Oh yeah...all my fat clothes? They've all been donated to the Salvation Army. But, I do still have one pair of pajama pants that I used to wear back in 2008. They have the Coca-Cola logo all over them and they're a size 2XL. There are two reasons why I have kept them. One, they are so baggy and roomy that they're perfect loungewear for around the house. But, two, they're a reminder of the person I used to be. I always want to have that reminder just to remind myself not to get to that point ever again. I'm a new man now with a new sense of style that works for me. There's no way that I will ever go back to that old slobby me. 

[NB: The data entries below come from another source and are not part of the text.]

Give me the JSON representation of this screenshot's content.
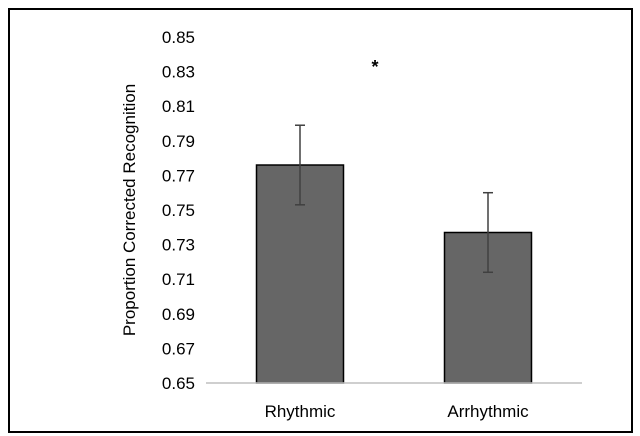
{
  "chart_data": {
    "type": "bar",
    "categories": [
      "Rhythmic",
      "Arrhythmic"
    ],
    "values": [
      0.776,
      0.737
    ],
    "error": [
      0.023,
      0.023
    ],
    "ylabel": "Proportion Corrected Recognition",
    "xlabel": "",
    "ylim": [
      0.65,
      0.85
    ],
    "y_ticks": [
      "0.85",
      "0.83",
      "0.81",
      "0.79",
      "0.77",
      "0.75",
      "0.73",
      "0.71",
      "0.69",
      "0.67",
      "0.65"
    ],
    "grid": false,
    "annotation": "*",
    "colors": {
      "bar_fill": "#666666",
      "bar_stroke": "#000000",
      "axis": "#bfbfbf",
      "error_bar": "#404040"
    }
  }
}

Of course, these feelings that I have about fashion are brand new, and admittedly, I wouldn't have these feelings without losing all of that weight. The truth is that there are a lot of people in this world who are going through the same feelings of frustration now about clothes-shopping that I did just a few years ago. I think that is a commentary on the whole attitude of the fashion business. Just because a person is a little more chunky or overweight than the average person doesn't mean that they don't want to look their best. I would have loved to have been able to have found this new appreciation for fashion that I have now back then, and it would have been a lot easier had more options for plus-sized people been available. It does make me happy to see more department stores incorporate a plus-sized section in their stores, and I am noticing that a lot of the stuff in those sections seem a lot more fashionable than the slim pickings I had to choose from at the age of sixteen.

I used to watch the Biggest Loser on television and one of the favourite episodes of that series was the makeover shows. Where the people who have dropped all the weight now get to try on clothes that are smaller and more stylish, and how happy they look after showing themselves off after all of the hard work they did to get to that point.

Well, every time I look in the mirror, I tell myself that this is MY Biggest Loser moment. And, luckily, I can feel that way every day, knowing that I took the steps to change who I am for a much better model.

The clothes though are just the pretty wrapping paper on the outside though. But, it's funny how the way you look on the outside can impact how you are on the inside. Right now, I feel both are in check.

Now I don't even mind getting clothes for gifts. I love it now.

Of course...I still hate shoe shopping. I don't think that will EVER change.